As of 24 March 2022, the film grossed ₹59.5 crore in India and ₹13.67 crore overseas, for a worldwide gross collection of ₹73.17 crore. The film faced heavy competition from The Kashmir Files, which was released one week earlier, and caused it to tumble at the box office.

Bachchhan Paandey made on a budget of around ₹180 crore, recovered ₹115 crore from non-theatrical revenues, and the remaining ₹65 crore was recovered from the boxoffice gross.

=== Critical response ===
Upon release, Bachchhan Paandey received mixed-to-negative reviews from critics. A critic from Bollywood Hungama rated the film 3.5/5 stars and wrote "Bachchhan Paandey is a must watch for the fans of Akshay Kumar and masala cinema." Ronak Kotecha of The Times of India gave the film 2.5 out of 5 stars and called it "a chaotic mess of quirky and clichéd characters".

Saibal Chatterjee of NDTV rated the film 1.5 out of 5 stars and wrote "Bachchhan Paandey is a bewildering melee of a film in which the fundamental cinematic principles have been mercilessly mauled.

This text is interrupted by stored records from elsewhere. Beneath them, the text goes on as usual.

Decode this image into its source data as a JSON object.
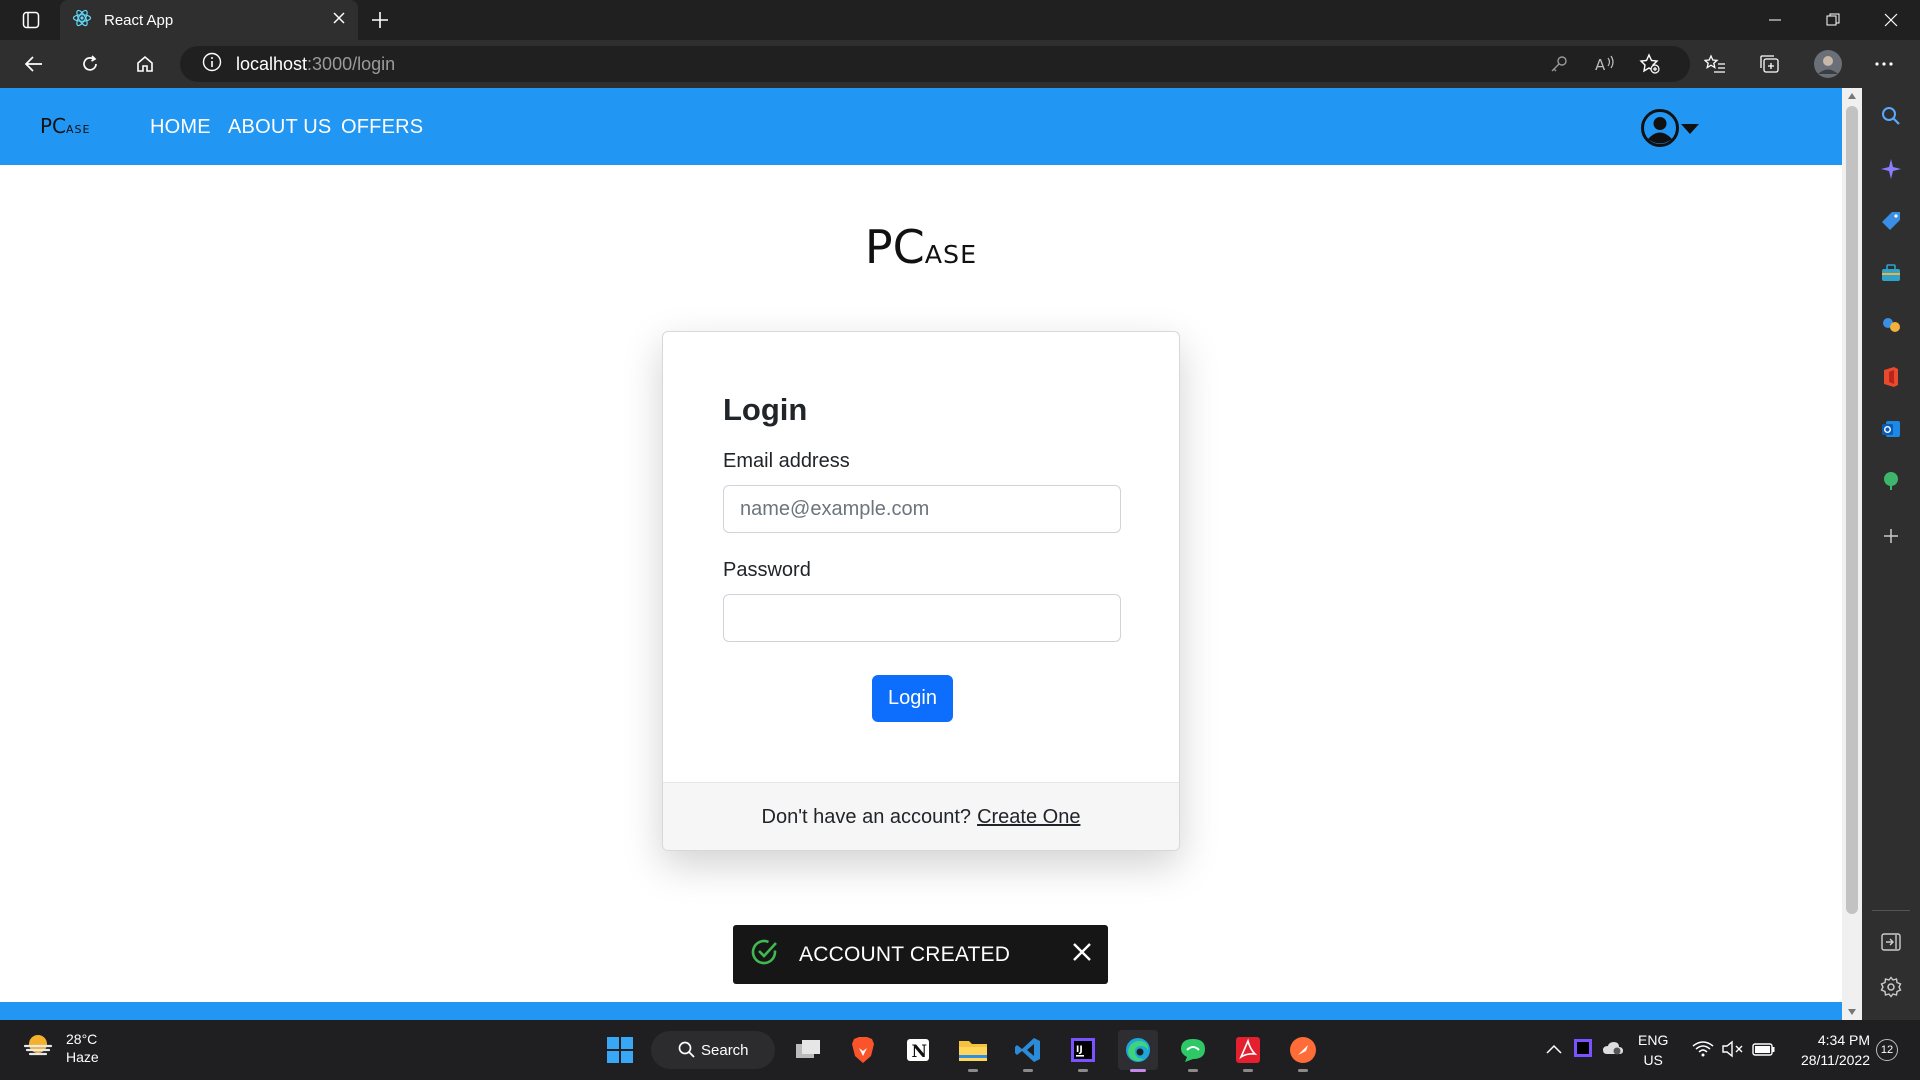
{
  "browser": {
    "tab_title": "React App",
    "address_host": "localhost",
    "address_path": ":3000/login"
  },
  "site": {
    "brand_big": "PC",
    "brand_small": "ASE",
    "nav": [
      {
        "label": "HOME"
      },
      {
        "label": "ABOUT US"
      },
      {
        "label": "OFFERS"
      }
    ],
    "accent": "#2196f3"
  },
  "login": {
    "title": "Login",
    "email_label": "Email address",
    "email_placeholder": "name@example.com",
    "password_label": "Password",
    "submit_label": "Login",
    "footer_text": "Don't have an account?",
    "footer_link": "Create One"
  },
  "toast": {
    "message": "ACCOUNT CREATED",
    "status": "success"
  },
  "taskbar": {
    "weather_temp": "28°C",
    "weather_desc": "Haze",
    "search_label": "Search",
    "lang_line1": "ENG",
    "lang_line2": "US",
    "time": "4:34 PM",
    "date": "28/11/2022",
    "notification_count": "12"
  }
}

It rides solely and squarely on the starry, over-the-top presence of Akshay Kumar." Sonil Dedhia of News18 reviewed the film and opined "Arshan Warsi and Kriti Sanon are the only saving graces of this otherwise shoddy movie. The film arbitrarily packs in elements of every genre without actually bothering to stop and see if the mix does work and ends up like an overcooked stew."

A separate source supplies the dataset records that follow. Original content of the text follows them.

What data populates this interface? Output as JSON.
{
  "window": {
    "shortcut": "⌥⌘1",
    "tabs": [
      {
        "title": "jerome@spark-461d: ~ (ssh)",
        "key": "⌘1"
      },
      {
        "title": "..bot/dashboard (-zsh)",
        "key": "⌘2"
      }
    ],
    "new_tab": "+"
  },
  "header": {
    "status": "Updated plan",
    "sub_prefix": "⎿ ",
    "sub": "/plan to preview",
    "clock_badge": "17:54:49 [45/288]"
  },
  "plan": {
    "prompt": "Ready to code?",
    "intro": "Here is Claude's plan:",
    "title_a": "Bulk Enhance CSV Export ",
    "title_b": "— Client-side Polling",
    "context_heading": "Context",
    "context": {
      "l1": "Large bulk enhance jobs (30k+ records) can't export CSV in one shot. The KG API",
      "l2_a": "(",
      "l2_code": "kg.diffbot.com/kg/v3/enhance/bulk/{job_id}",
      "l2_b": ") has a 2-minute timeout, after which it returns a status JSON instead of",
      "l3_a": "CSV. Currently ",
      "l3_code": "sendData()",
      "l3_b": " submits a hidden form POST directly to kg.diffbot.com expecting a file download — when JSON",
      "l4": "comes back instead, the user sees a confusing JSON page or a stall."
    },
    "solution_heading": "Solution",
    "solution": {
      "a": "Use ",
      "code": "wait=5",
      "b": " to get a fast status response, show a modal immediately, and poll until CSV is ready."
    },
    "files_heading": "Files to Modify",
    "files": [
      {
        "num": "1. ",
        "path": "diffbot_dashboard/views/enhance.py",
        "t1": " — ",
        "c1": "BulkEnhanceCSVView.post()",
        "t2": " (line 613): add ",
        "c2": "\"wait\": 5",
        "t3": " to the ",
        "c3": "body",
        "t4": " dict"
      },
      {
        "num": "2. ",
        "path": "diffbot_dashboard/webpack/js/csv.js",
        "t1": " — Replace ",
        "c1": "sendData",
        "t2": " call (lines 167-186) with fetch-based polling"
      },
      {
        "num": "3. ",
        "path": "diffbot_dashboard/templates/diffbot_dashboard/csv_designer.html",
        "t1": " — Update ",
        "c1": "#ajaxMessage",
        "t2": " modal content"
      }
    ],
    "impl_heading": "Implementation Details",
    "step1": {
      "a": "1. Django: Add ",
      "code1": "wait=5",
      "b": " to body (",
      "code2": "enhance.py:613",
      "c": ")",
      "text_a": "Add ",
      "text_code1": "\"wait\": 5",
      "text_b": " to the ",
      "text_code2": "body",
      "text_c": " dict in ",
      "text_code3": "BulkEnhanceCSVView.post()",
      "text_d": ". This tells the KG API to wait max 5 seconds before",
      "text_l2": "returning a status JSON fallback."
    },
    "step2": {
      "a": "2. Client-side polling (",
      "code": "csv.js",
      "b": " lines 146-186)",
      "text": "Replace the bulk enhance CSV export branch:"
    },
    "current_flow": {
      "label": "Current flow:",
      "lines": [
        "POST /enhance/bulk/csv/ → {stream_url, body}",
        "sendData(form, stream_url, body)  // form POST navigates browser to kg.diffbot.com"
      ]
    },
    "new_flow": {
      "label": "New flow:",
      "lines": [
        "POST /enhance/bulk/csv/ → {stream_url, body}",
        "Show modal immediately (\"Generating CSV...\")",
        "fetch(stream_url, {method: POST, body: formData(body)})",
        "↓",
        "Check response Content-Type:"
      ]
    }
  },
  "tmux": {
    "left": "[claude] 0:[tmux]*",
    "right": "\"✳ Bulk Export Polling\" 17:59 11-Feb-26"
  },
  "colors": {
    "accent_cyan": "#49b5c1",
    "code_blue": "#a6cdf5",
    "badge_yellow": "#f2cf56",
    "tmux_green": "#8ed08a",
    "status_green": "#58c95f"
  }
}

Shubhra Gupta of Indian Express rated the film 1 out 5 stars and highlighted "Nothing about this Akshay Kumar-Kriti Sanon film reaches the level of hilarity plus inspired lunacy of the original, Jigarthanda." Anuj Kumar of The Hindu reviewed the film and opined "Director Farhad Samji has imbued Karthik Subbaraj's dark-shaded quirky Tamil comedy with the soul of a Sajid Khan film... and the result is underwhelming. A laboured adaptation of 'Jigarthanda,' the film misses the target."

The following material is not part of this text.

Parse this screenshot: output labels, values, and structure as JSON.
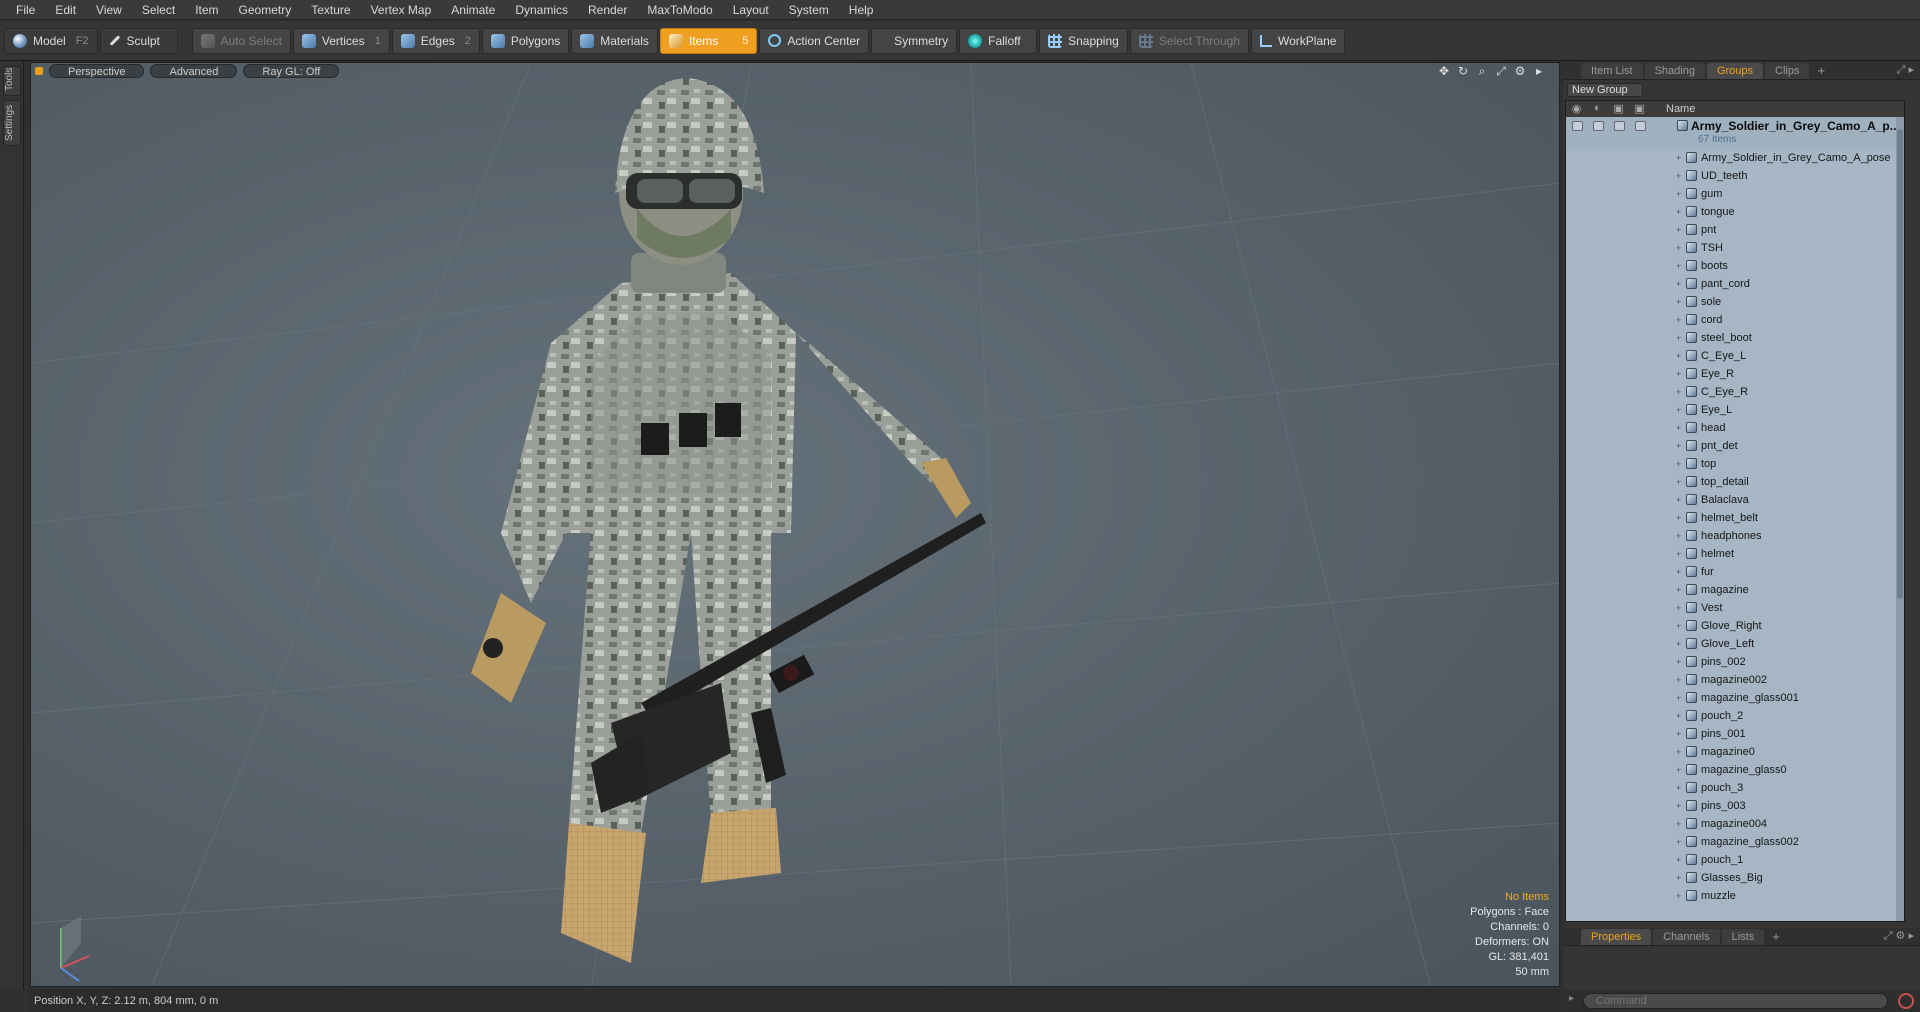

Monica Rawal Kukreja of Hindustan Times termed her review as "Bachchhan Paandey, as a whole, is a masala flick, which Akshay Kumar fans can't complain about. But, with an interesting plot at hand, it could have been much better." Devesh Sharma of Filmfare rated the film 2.6 out of 5 stars and wrote "Bachchhan Panday is a case of opportunity missed. It survives because of Akshay and Kriti. Both deserve to be cast in a better film together."